Утром он совершил прогулку с Бейенсом от Бранденбургских ворот, мимо блестевших белым мрамором и застывших в героических позах скульптур Гогенцоллернов, заботливо укутанных туманом, до Тиргартена, где они смогли поговорить «без помех». Альберт признался, что уже в начале своего визита он был шокирован кайзером, когда на одном из балов тот указал ему на генерала фон Клюка, который, по его словам, выбран «возглавить марш на Париж». Затем вечером накануне обеда кайзер отвел Альберта в сторону для личной беседы и разразился истерической тирадой против Франции. По его словам, Франция не прекращала провоцировать его. Из-за позиции, занятой этой страной, война с ней не только неизбежна, она вот-вот разразится. Французская пресса наводнена злобными угрозами в адрес Германии, закон об обязательной военной службе явился враждебным актом, и движущая сила всей Франции кроется в ненасытной жажде реванша.

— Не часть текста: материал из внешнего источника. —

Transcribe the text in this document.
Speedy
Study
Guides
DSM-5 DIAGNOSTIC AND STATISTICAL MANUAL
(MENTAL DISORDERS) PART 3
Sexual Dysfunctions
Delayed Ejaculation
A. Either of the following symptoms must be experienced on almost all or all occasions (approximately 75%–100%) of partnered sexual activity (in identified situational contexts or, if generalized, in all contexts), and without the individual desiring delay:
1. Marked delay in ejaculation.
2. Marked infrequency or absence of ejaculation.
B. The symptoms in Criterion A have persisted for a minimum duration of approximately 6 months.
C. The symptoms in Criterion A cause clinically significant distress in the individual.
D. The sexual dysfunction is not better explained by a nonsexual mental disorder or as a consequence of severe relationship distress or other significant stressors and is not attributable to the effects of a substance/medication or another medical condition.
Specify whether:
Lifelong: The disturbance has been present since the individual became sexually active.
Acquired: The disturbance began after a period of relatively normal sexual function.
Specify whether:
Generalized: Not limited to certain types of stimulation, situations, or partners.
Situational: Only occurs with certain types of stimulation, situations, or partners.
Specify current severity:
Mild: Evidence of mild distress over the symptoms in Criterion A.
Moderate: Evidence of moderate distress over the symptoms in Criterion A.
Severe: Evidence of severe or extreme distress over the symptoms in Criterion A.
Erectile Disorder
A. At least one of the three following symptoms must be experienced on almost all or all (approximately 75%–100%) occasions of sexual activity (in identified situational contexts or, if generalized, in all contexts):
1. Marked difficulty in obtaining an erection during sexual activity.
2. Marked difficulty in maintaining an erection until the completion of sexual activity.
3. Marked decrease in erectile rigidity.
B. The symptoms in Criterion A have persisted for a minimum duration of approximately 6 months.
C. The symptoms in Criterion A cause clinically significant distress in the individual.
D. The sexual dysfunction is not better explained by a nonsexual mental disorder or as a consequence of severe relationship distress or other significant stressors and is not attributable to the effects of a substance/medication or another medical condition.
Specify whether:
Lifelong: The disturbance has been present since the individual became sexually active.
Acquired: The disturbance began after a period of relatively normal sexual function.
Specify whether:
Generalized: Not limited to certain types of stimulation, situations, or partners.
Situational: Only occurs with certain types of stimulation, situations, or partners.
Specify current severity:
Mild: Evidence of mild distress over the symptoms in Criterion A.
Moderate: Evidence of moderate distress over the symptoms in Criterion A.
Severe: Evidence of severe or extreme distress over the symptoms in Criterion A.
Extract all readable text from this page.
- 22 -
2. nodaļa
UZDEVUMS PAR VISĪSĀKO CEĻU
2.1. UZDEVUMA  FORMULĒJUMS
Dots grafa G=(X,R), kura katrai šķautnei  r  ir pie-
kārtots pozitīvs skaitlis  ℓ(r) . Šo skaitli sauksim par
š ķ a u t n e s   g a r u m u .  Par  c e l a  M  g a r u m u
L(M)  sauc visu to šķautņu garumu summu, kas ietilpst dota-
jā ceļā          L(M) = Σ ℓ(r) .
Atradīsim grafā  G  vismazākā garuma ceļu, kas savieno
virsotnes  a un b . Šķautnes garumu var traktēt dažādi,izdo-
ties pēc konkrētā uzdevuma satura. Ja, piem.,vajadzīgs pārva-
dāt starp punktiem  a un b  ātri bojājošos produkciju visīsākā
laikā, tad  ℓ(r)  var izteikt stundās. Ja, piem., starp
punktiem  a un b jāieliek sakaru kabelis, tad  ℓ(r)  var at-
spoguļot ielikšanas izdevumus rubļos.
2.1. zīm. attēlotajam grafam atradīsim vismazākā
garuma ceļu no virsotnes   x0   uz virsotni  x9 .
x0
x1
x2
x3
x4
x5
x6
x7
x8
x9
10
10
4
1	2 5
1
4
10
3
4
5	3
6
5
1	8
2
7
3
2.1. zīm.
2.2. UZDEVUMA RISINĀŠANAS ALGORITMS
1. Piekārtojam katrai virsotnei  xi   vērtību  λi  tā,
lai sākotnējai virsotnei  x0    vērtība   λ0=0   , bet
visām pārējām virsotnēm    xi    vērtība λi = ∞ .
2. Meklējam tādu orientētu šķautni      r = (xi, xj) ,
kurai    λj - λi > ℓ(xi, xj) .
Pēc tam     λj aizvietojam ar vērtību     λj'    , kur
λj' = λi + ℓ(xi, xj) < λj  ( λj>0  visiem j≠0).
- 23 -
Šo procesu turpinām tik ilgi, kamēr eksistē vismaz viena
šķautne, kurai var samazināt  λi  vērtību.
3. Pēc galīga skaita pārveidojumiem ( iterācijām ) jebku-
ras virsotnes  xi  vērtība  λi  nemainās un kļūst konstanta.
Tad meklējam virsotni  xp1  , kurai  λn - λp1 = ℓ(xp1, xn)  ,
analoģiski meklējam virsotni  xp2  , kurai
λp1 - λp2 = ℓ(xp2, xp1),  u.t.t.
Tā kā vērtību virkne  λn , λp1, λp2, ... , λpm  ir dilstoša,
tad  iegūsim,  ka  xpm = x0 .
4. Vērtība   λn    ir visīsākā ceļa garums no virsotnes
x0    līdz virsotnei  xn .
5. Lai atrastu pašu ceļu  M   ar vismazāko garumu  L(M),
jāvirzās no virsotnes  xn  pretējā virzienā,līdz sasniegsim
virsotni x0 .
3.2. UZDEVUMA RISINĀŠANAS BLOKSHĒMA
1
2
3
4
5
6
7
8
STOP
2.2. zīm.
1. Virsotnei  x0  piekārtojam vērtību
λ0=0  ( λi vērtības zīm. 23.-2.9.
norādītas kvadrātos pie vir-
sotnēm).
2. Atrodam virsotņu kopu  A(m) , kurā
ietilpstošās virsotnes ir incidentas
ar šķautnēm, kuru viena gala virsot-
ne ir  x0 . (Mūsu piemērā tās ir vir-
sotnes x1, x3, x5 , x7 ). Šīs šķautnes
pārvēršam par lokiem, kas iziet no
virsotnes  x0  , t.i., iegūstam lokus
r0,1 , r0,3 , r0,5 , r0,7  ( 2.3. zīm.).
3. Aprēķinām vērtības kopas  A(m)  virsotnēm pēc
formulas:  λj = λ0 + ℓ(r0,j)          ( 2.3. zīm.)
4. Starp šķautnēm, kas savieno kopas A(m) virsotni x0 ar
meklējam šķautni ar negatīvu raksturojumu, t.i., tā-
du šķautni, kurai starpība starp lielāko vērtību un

Альберт попытался разубедить кайзера — он знает французов лучше, каждый год посещает эту страну и может заверить кайзера в том, что этот народ не только не агрессивен, но, напротив, искренне стремится к миру. Напрасно. Кайзер продолжал твердить о неизбежности войны.

После обеда этот припев подхватил Мольтке:

«Война с Францией приближается, на этот раз мы должны покончить с этим раз и навсегда, вашему величеству трудно представить, каким неудержимым энтузиазмом будет охвачена Германия в решающий день».

Германская армия непобедима, ничто не может противостоять натиску тевтонцев, ужасные разрушения отметят их путь, их победа не вызывает сомнений.

Обеспокоенный причиной этих поразительных откровений, а также их содержанием, Альберт мог лишь прийти к выводу, что они были предназначены для того, чтобы запугать Бельгию и заставить ее пойти на сговор с Германией. Очевидно, немцы приняли определенное решение. Нужно было предупредить Францию. Он дал инструкции Бейенсу информировать обо всем Жюля Камбона, французского посла в Берлине, и попросить передать эти сведения в самых сильных выражениях президенту Пуанкаре. [163] Позднее он узнал, что майор Мелотт на том же обеде выслушал от Мольтке еще более поразительные вещи: война с Францией «неизбежна», она намного «ближе, чем вы думаете». Мольтке, обычно проявлявший большую сдержанность в разговорах с иностранными военными атташе, на этот раз «распоясался». Судя по его словам, Германия не хочет войны, однако Генеральный штаб «находится в состоянии готовности натянутого лука». Он сказал, что «Франция должна решительно прекратить провоцировать и раздражать нас, ибо в противном случае нам придется прибегнуть к действиям. Чем скорее, тем лучше. Мы сыты по горло этими постоянными тревогами». В качестве примеров этих провокаций, не считая «крупных дел», Мольтке назвал холодный прием, оказанный германским авиаторам в Париже, и бойкот парижским обществом майора Винтерфельда, германского военного атташе. На это горько жаловалась мать майора. А что касается Англии, что ж, германский флот создан не для того, чтобы прятаться в гаванях. Он пойдет в наступление и, возможно, будет разбит. Пусть Германия потеряет свои корабли, но Англия утратит свое господство на морях, которое перейдет к Соединенным Штатам. Только они окажутся победителями в европейской войне. Англия это знает, сказал генерал, сделав неожиданный логический поворот, и, вероятно, останется нейтральной.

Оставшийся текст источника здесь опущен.